| Kelaparan telah merenggut nyawa hampir 500 anak di Sudan setelah empat bulan konflik. (Sumber: Flickr) |
Dalam sebuah pernyataan pada 22 Agustus, Save the Children menyatakan bahwa di ibu kota Khartoum saja, setidaknya 50 anak, termasuk setidaknya 20 bayi, meninggal karena kelaparan atau penyakit terkait di sebuah panti asuhan. Pertempuran antara tentara Sudan dan kelompok paramiliter Pasukan Dukungan Cepat (RSF) menghalangi staf untuk mengakses gedung tersebut guna merawat anak-anak.
Sejak kekerasan meletus pada bulan April, Save the Children terpaksa menutup 57 fasilitas perawatan gizi, menyebabkan 31.000 anak di seluruh negeri tidak mendapatkan perawatan untuk malnutrisi dan penyakit terkait. Di 108 fasilitas yang masih beroperasi, stok makanan "sangat menipis".
"Kami tidak pernah menyangka akan melihat begitu banyak anak meninggal karena kelaparan, tetapi inilah kenyataannya di Sudan," kata Dr. Arif Noor, direktur Save the Children di Sudan.
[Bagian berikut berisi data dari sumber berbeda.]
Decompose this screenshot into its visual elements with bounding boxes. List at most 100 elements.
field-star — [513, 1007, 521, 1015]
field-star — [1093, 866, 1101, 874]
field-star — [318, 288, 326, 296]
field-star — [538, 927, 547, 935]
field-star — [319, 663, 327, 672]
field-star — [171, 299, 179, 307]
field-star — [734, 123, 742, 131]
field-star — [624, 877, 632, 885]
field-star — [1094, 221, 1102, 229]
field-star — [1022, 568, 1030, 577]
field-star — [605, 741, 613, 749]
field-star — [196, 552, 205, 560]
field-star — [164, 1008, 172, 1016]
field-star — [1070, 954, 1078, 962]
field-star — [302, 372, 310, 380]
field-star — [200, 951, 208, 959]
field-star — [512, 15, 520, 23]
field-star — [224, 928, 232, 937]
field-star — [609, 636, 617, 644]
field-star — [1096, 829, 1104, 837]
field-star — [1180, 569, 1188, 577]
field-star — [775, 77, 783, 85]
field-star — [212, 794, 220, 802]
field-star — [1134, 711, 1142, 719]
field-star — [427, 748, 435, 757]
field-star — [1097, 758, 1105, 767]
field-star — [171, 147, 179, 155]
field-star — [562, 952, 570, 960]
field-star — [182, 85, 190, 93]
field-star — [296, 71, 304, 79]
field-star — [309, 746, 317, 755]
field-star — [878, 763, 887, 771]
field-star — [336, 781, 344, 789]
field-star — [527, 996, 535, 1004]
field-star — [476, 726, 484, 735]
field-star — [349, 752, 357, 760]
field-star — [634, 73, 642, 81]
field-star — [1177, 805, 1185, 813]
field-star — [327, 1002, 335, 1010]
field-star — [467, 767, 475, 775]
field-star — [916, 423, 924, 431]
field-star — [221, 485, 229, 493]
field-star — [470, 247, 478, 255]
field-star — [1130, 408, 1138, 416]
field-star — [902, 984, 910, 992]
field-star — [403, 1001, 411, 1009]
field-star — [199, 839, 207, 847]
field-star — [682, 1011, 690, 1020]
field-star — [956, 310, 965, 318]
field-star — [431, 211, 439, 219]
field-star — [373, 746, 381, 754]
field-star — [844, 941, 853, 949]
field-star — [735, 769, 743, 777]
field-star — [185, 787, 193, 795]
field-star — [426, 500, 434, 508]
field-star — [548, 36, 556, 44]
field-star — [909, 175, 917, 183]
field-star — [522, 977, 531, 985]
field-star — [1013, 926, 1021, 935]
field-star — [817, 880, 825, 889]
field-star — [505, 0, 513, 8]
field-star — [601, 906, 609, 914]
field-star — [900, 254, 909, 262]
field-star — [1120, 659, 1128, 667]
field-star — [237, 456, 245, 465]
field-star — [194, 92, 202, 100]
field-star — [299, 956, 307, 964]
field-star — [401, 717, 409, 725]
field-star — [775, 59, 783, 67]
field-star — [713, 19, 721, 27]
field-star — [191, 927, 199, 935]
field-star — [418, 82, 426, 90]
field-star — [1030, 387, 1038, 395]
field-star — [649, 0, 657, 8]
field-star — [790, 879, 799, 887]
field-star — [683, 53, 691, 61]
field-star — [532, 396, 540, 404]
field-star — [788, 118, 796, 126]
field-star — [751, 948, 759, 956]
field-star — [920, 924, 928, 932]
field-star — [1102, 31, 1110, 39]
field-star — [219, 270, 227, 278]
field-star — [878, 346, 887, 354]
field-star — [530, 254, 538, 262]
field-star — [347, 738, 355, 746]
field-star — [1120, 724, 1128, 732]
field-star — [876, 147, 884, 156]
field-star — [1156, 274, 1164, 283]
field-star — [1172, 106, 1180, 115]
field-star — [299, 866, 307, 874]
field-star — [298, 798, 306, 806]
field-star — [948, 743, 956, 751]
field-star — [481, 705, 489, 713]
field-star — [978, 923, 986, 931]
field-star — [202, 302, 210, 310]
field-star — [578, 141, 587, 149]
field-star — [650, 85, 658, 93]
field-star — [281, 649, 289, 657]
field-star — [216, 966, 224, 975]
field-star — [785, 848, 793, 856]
Dengan akses kemanusiaan yang semakin terbatas, “komunitas internasional harus turun tangan dan bekerja tidak hanya untuk meningkatkan pendanaan tetapi juga untuk menemukan solusi bersama guna memastikan bahwa makanan dan bantuan yang sangat dibutuhkan dapat dikirimkan dengan aman kepada anak-anak dan keluarga di seluruh Sudan, termasuk mereka yang terjebak akibat pertempuran,” kata Arif Noor.
Minggu lalu, pimpinan 20 organisasi kemanusiaan internasional memperingatkan bahwa lebih dari 6 juta rakyat Sudan berada di ambang kelaparan.
Save the Children telah bekerja di Sudan sejak 1983. Pada tahun 2022, organisasi ini secara langsung menjangkau 2,1 juta orang, termasuk 1,5 juta anak-anak, dengan program yang difokuskan pada perlindungan anak, akses ke pendidikan berkualitas, dukungan kesehatan dan gizi, serta tanggap darurat.